Arrestations politiques pendant la dictature communiste
Jusqu'à la libération de la première plate-forme d'organes des affaires intérieures - en 1944-1948 - accusés de crimes contre l'État ont été arrêtés par l'armée et les organes de sécurité de l'État. Toute la vieille classe politique définie comme <x0mic people” ou “collaborationniste” a été condamnée dans les premières années. Puis, à partir de 1948, une technique sophistiquée qui a établi les arrestations a commencé à fonctionner.
Les crimes anti-étatiques sont le sabotage de la guerre et du pouvoir, la trahison de la patrie, l'espionnage, l'organisation et la participation à des gangs armés, la diversion, la sabotation, l'agitation et la propagande contre le pouvoir populaire, la propagande de guerre, la participation à une organisation contre le pouvoir populaire, etc. La manière dont les arrestations ont été effectuées a été mise sur la première plate-forme des organes du Ministère de l'intérieur en 1948, dans le cadre de laquelle les arrestations politiques ont organisé la sécurité (à l'exception des conditions de flagagranca) et la police de l'Ordinera. En 1944-1966, l'arrestation est une procédure très centralisée, définie par les plates-formes d'organes internes adoptées par le Bureau politique du CPSH.

Arrestations en 1948-1966
La branche ou section de la sécurité sur le terrain a établi l'arrestation en tant que ministre ou ministre adjoint des Affaires intérieures a accordé l'approbation. Après cela, la lettre a été présentée au procureur militaire à la Cour militaire suprême pour avoir sanctionné l'arrestation.

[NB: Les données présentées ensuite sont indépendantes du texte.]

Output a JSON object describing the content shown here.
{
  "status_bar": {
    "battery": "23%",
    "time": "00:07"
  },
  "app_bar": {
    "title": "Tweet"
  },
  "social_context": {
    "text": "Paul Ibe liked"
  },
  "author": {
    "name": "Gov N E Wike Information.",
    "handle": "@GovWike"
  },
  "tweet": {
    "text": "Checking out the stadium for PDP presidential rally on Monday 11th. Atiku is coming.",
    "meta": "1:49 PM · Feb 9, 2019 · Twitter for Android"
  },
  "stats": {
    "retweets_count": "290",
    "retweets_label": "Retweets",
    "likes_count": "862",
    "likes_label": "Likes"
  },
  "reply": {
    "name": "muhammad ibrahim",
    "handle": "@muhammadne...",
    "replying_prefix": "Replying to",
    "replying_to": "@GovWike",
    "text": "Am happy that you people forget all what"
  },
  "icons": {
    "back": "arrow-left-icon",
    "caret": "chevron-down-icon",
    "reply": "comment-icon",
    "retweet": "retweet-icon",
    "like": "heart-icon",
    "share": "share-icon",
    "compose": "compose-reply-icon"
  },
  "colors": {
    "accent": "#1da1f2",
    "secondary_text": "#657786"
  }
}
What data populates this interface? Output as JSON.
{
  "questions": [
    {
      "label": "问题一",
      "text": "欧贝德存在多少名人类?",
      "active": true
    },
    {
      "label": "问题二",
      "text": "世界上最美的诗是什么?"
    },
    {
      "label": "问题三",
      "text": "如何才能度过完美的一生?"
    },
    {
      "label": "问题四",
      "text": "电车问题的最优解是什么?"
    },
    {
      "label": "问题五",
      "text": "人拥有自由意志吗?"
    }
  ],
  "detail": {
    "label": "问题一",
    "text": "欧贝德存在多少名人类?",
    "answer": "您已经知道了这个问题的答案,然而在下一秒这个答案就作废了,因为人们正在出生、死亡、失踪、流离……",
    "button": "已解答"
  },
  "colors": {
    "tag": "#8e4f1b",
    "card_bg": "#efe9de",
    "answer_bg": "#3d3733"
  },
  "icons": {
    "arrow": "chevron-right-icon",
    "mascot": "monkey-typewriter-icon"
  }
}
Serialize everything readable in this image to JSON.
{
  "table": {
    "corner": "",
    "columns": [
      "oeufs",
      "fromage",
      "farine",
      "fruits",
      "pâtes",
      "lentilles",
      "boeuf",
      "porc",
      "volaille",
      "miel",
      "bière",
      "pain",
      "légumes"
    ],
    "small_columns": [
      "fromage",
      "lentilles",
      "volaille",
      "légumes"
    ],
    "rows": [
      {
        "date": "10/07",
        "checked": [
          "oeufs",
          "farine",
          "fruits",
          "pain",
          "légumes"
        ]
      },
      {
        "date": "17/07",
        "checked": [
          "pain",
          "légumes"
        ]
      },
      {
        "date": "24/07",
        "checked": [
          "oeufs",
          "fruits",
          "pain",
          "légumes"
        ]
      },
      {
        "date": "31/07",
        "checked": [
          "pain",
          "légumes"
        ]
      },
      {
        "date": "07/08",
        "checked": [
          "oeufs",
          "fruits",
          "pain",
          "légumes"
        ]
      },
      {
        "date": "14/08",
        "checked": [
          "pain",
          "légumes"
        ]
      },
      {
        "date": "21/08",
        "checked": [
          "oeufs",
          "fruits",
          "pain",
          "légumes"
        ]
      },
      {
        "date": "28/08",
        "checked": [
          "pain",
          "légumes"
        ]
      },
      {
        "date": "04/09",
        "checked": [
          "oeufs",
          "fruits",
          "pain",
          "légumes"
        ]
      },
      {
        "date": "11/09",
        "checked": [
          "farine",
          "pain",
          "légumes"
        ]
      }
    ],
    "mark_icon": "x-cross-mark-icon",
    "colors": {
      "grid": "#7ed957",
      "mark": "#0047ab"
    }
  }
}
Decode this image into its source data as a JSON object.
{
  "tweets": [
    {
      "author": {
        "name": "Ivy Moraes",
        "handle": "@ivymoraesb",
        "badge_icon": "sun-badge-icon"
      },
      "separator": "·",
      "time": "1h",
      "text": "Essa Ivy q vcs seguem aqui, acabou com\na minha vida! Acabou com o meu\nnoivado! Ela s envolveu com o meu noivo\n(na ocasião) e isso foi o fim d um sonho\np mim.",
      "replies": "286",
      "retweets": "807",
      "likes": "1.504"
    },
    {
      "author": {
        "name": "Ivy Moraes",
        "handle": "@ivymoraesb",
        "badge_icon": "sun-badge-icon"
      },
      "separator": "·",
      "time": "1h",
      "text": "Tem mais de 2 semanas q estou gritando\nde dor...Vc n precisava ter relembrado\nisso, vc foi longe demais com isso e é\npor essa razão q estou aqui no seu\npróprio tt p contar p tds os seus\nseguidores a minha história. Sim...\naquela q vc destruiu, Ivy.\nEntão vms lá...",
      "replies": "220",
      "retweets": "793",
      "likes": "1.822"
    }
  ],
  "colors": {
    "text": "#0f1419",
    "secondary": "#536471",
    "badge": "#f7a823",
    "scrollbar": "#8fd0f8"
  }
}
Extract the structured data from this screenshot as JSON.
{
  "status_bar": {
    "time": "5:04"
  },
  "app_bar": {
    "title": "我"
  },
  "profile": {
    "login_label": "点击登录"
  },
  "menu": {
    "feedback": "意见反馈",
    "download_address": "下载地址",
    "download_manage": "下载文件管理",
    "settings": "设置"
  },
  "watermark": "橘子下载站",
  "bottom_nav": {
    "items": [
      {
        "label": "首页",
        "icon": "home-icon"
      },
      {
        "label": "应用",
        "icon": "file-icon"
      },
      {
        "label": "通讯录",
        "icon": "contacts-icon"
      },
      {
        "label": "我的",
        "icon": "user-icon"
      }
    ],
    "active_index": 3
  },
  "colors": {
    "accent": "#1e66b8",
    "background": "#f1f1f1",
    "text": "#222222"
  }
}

Des changements ont été apportés en 1954. Les compétences du sous-ministre (qui a approuvé l'arrestation) pour la sécurité ont augmenté, tandis que le ministre a approuvé les cas d'arrestation de membres et de candidats à la PPSH.
En 1958, avec l'approbation de l'autre plate-forme, les compétences ont subi une décentralisation. L'agent a proposé l'arrestation, le chef du service des affaires intérieures du district, tout en accordant l'approbation au sous-ministre de la Sécurité, au directeur ou au sous-directeur de la sécurité. Les droits du ministre ne concernaient que les arrestations des nominations au Comité central. Dans tous les cas, la première opinion du secrétaire local du Parti travailliste a été prise. Suite à cette procédure, l'arrestation a été sanctionnée par le procureur et l'enquête a commencé. Tout le processus d'enquête s'est développé. Enfin, il a établi l'acte d'accusation approuvé par le procureur. Le procureur n'a pas comparu devant le tribunal.
Arrestations en 1966-1990
La plate-forme des organes des affaires intérieures de 1966 et ceux de 1977 et 1985 n'inclut plus de détails sur les modalités de l'arrestation. Il est régi par d'autres actes de sécurité et d'enquête. Depuis 1966, le ministre ne décide d'aucune forme d'arrestation. Les pratiques pertinentes sont initiées par le travailleur en exploitation, approuvé par l'administrateur général ou l'administrateur général de la branche de travail interne, la branche respective au centre, puis passé par l'enquête.
Dans les premiers secrétaires locaux ont discuté des arrestations et donné leur avis.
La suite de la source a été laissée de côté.